Horizon Not Headlines

Here’s two recent thoughts that blend to show sales team cultural direction.

The first is a final take-away from 2010’s political party conference season across England. It’s Deputy PM Nick Clegg’s best moment, as defined by his supporter and Newsnight analyst Olly Grender.

“We’re keeping our eyes on the horizon, not on the headlines.”

He preached this in reaction to what he sees as the runaway spin of the New Labour years, and it’s evident from his speech that he is unimpressed by it.

Beyond the political, this though did catch my ear as it matches a regular problem throughout all levels of selling. It is all so easy to lose sight of the big picture. Salespeople can get so hung up on their next chat with their boss, that they at least exaggerate, at worst embellish, the result of a call just completed or current deal status.

I must point out that my experience is that in many cases, this behaviour is often unintentional. They are under serious stress. Highly eager to please. There’s no wish to be the bearer of anything less than superb news. It is rarely downright fibbing.

Instead, the slightest hint of a positive is accentuated, stretched to bear little relation to the reality, altering the required perspective so much that it is rendered blind.

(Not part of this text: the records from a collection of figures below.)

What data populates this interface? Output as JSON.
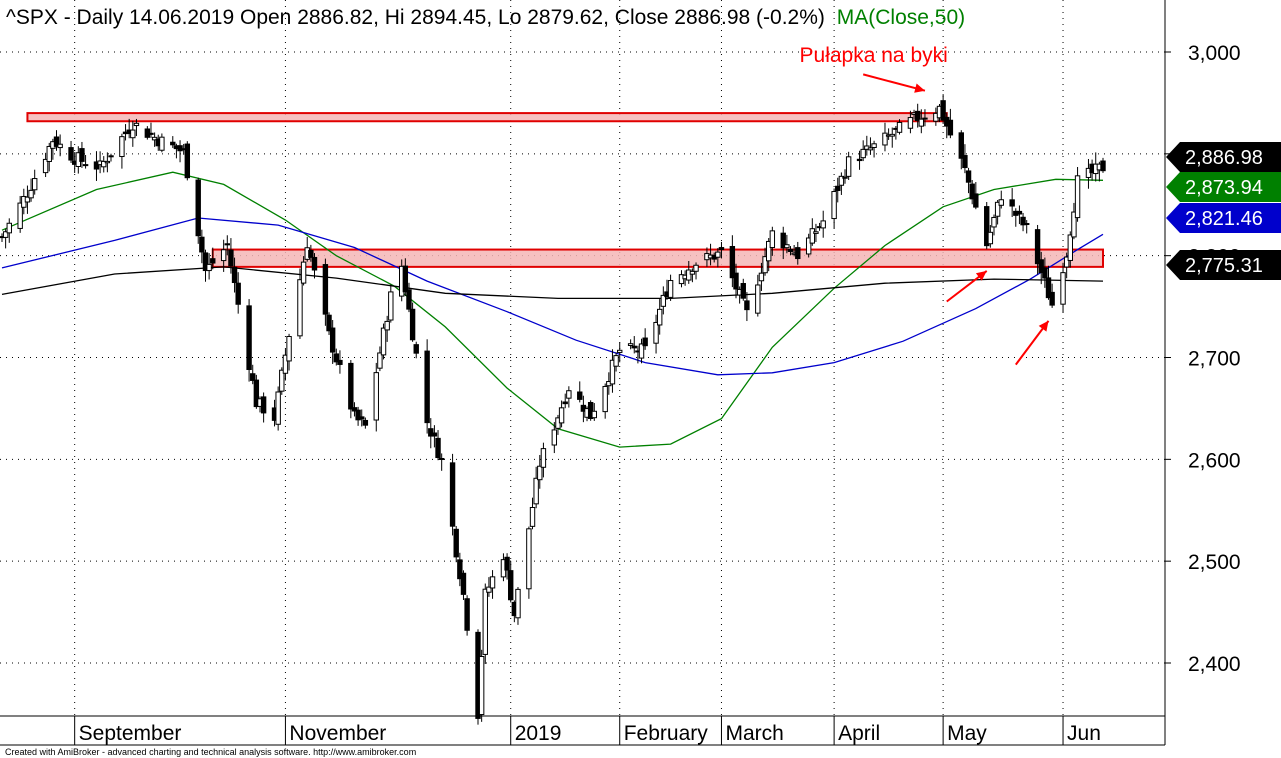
{
  "title": {
    "symbol_info": "^SPX - Daily 14.06.2019 Open 2886.82, Hi 2894.45, Lo 2879.62, Close 2886.98 (-0.2%)",
    "ma_label": "MA(Close,50)"
  },
  "footer": "Created with AmiBroker - advanced charting and technical analysis software. http://www.amibroker.com",
  "colors": {
    "ma50": "#008000",
    "ma100": "#0000cc",
    "ma200": "#000000",
    "annotation": "#ff0000",
    "zone_fill": "#f4b6b6",
    "grid": "#000000"
  },
  "chart_data": {
    "type": "candlestick",
    "title": "^SPX - Daily 14.06.2019",
    "ylim": [
      2340,
      3025
    ],
    "y_ticks": [
      {
        "value": 2400,
        "label": "2,400"
      },
      {
        "value": 2500,
        "label": "2,500"
      },
      {
        "value": 2600,
        "label": "2,600"
      },
      {
        "value": 2700,
        "label": "2,700"
      },
      {
        "value": 2800,
        "label": "2,800"
      },
      {
        "value": 2900,
        "label": "2,900"
      },
      {
        "value": 3000,
        "label": "3,000"
      }
    ],
    "x_labels": [
      {
        "label": "September",
        "date": "2018-09-04"
      },
      {
        "label": "November",
        "date": "2018-11-01"
      },
      {
        "label": "2019",
        "date": "2019-01-02"
      },
      {
        "label": "February",
        "date": "2019-02-01"
      },
      {
        "label": "March",
        "date": "2019-03-01"
      },
      {
        "label": "April",
        "date": "2019-04-01"
      },
      {
        "label": "May",
        "date": "2019-05-01"
      },
      {
        "label": "Jun",
        "date": "2019-06-03"
      }
    ],
    "x_range": [
      "2018-08-15",
      "2019-06-14"
    ],
    "close_anchors": [
      [
        "2018-08-15",
        2818
      ],
      [
        "2018-08-22",
        2862
      ],
      [
        "2018-08-29",
        2914
      ],
      [
        "2018-09-04",
        2896
      ],
      [
        "2018-09-11",
        2887
      ],
      [
        "2018-09-20",
        2930
      ],
      [
        "2018-09-27",
        2914
      ],
      [
        "2018-10-04",
        2902
      ],
      [
        "2018-10-10",
        2785
      ],
      [
        "2018-10-16",
        2810
      ],
      [
        "2018-10-24",
        2656
      ],
      [
        "2018-10-29",
        2641
      ],
      [
        "2018-11-02",
        2723
      ],
      [
        "2018-11-07",
        2813
      ],
      [
        "2018-11-13",
        2722
      ],
      [
        "2018-11-20",
        2641
      ],
      [
        "2018-11-23",
        2632
      ],
      [
        "2018-11-30",
        2760
      ],
      [
        "2018-12-03",
        2790
      ],
      [
        "2018-12-10",
        2637
      ],
      [
        "2018-12-14",
        2599
      ],
      [
        "2018-12-20",
        2467
      ],
      [
        "2018-12-24",
        2351
      ],
      [
        "2018-12-26",
        2467
      ],
      [
        "2018-12-31",
        2507
      ],
      [
        "2019-01-03",
        2448
      ],
      [
        "2019-01-10",
        2596
      ],
      [
        "2019-01-18",
        2671
      ],
      [
        "2019-01-24",
        2643
      ],
      [
        "2019-02-01",
        2707
      ],
      [
        "2019-02-08",
        2707
      ],
      [
        "2019-02-15",
        2776
      ],
      [
        "2019-02-22",
        2793
      ],
      [
        "2019-03-01",
        2803
      ],
      [
        "2019-03-08",
        2743
      ],
      [
        "2019-03-15",
        2822
      ],
      [
        "2019-03-22",
        2801
      ],
      [
        "2019-03-29",
        2834
      ],
      [
        "2019-04-05",
        2892
      ],
      [
        "2019-04-12",
        2907
      ],
      [
        "2019-04-23",
        2934
      ],
      [
        "2019-04-30",
        2945
      ],
      [
        "2019-05-07",
        2884
      ],
      [
        "2019-05-13",
        2811
      ],
      [
        "2019-05-17",
        2860
      ],
      [
        "2019-05-24",
        2826
      ],
      [
        "2019-05-31",
        2752
      ],
      [
        "2019-06-04",
        2803
      ],
      [
        "2019-06-07",
        2873
      ],
      [
        "2019-06-14",
        2887
      ]
    ],
    "series": [
      {
        "name": "MA(Close,50)",
        "style": "line",
        "color": "#008000",
        "points": [
          [
            "2018-08-15",
            2825
          ],
          [
            "2018-09-10",
            2865
          ],
          [
            "2018-10-01",
            2882
          ],
          [
            "2018-10-15",
            2870
          ],
          [
            "2018-11-01",
            2835
          ],
          [
            "2018-11-15",
            2800
          ],
          [
            "2018-12-01",
            2770
          ],
          [
            "2018-12-15",
            2730
          ],
          [
            "2019-01-01",
            2670
          ],
          [
            "2019-01-15",
            2630
          ],
          [
            "2019-02-01",
            2612
          ],
          [
            "2019-02-15",
            2615
          ],
          [
            "2019-03-01",
            2640
          ],
          [
            "2019-03-15",
            2710
          ],
          [
            "2019-04-01",
            2768
          ],
          [
            "2019-04-15",
            2810
          ],
          [
            "2019-05-01",
            2848
          ],
          [
            "2019-05-15",
            2865
          ],
          [
            "2019-06-01",
            2875
          ],
          [
            "2019-06-14",
            2874
          ]
        ]
      },
      {
        "name": "MA(Close,100)",
        "style": "line",
        "color": "#0000cc",
        "points": [
          [
            "2018-08-15",
            2788
          ],
          [
            "2018-09-15",
            2815
          ],
          [
            "2018-10-08",
            2837
          ],
          [
            "2018-10-30",
            2830
          ],
          [
            "2018-11-20",
            2808
          ],
          [
            "2018-12-10",
            2775
          ],
          [
            "2019-01-01",
            2745
          ],
          [
            "2019-01-20",
            2717
          ],
          [
            "2019-02-08",
            2695
          ],
          [
            "2019-02-28",
            2683
          ],
          [
            "2019-03-15",
            2685
          ],
          [
            "2019-04-01",
            2695
          ],
          [
            "2019-04-20",
            2716
          ],
          [
            "2019-05-10",
            2748
          ],
          [
            "2019-05-25",
            2777
          ],
          [
            "2019-06-07",
            2806
          ],
          [
            "2019-06-14",
            2821
          ]
        ]
      },
      {
        "name": "MA(Close,200)",
        "style": "line",
        "color": "#000000",
        "points": [
          [
            "2018-08-15",
            2762
          ],
          [
            "2018-09-15",
            2782
          ],
          [
            "2018-10-15",
            2789
          ],
          [
            "2018-11-15",
            2778
          ],
          [
            "2018-12-15",
            2763
          ],
          [
            "2019-01-15",
            2758
          ],
          [
            "2019-02-15",
            2758
          ],
          [
            "2019-03-15",
            2763
          ],
          [
            "2019-04-15",
            2773
          ],
          [
            "2019-05-15",
            2777
          ],
          [
            "2019-06-14",
            2775
          ]
        ]
      }
    ],
    "value_badges": [
      {
        "label": "2,886.98",
        "value": 2886.98,
        "bg": "#000000"
      },
      {
        "label": "2,873.94",
        "value": 2873.94,
        "bg": "#008000"
      },
      {
        "label": "2,821.46",
        "value": 2821.46,
        "bg": "#0000cc"
      },
      {
        "label": "2,775.31",
        "value": 2775.31,
        "bg": "#000000"
      }
    ],
    "zones": [
      {
        "from": "2018-08-22",
        "to": "2019-05-02",
        "low": 2932,
        "high": 2940
      },
      {
        "from": "2018-10-12",
        "to": "2019-06-14",
        "low": 2789,
        "high": 2806
      }
    ],
    "annotations": [
      {
        "text": "Pułapka na byki",
        "date": "2019-04-08",
        "value": 2990
      }
    ],
    "arrows": [
      {
        "from": [
          "2019-04-09",
          2978
        ],
        "to": [
          "2019-04-26",
          2962
        ]
      },
      {
        "from": [
          "2019-05-02",
          2755
        ],
        "to": [
          "2019-05-13",
          2785
        ]
      },
      {
        "from": [
          "2019-05-21",
          2693
        ],
        "to": [
          "2019-05-30",
          2736
        ]
      }
    ]
  }
}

The persistence of such imbalanced vision fatally wounds performance.

By coincidence, I caught Evan Davis’s The Bottom Line at a similar time (BBC iPlayer & itunes free podcasts).

One of three panellists, Jasmine Montgomery, co-founder of marketing consultancy Seven Brands, discussed a reason why she branched out on her own.

When her previous employer lost a deal, the CEO would insist on what sounds like a medieval inquisition into what went wrong. She portrays the cultural impact as devastating. In her own firm now, when they lose a deal, they “quickly move on”. She didn’t go into detail how they learn from mistakes, but her view was certainly that things were better this way.

A sales function that allows people to freely discuss bid issues of concern, in the context of overall aims, and embraces processes towards continual improvement will undoubtedly make any success on the horizon move nearer than if they’d chased management of every individual dodgy headline.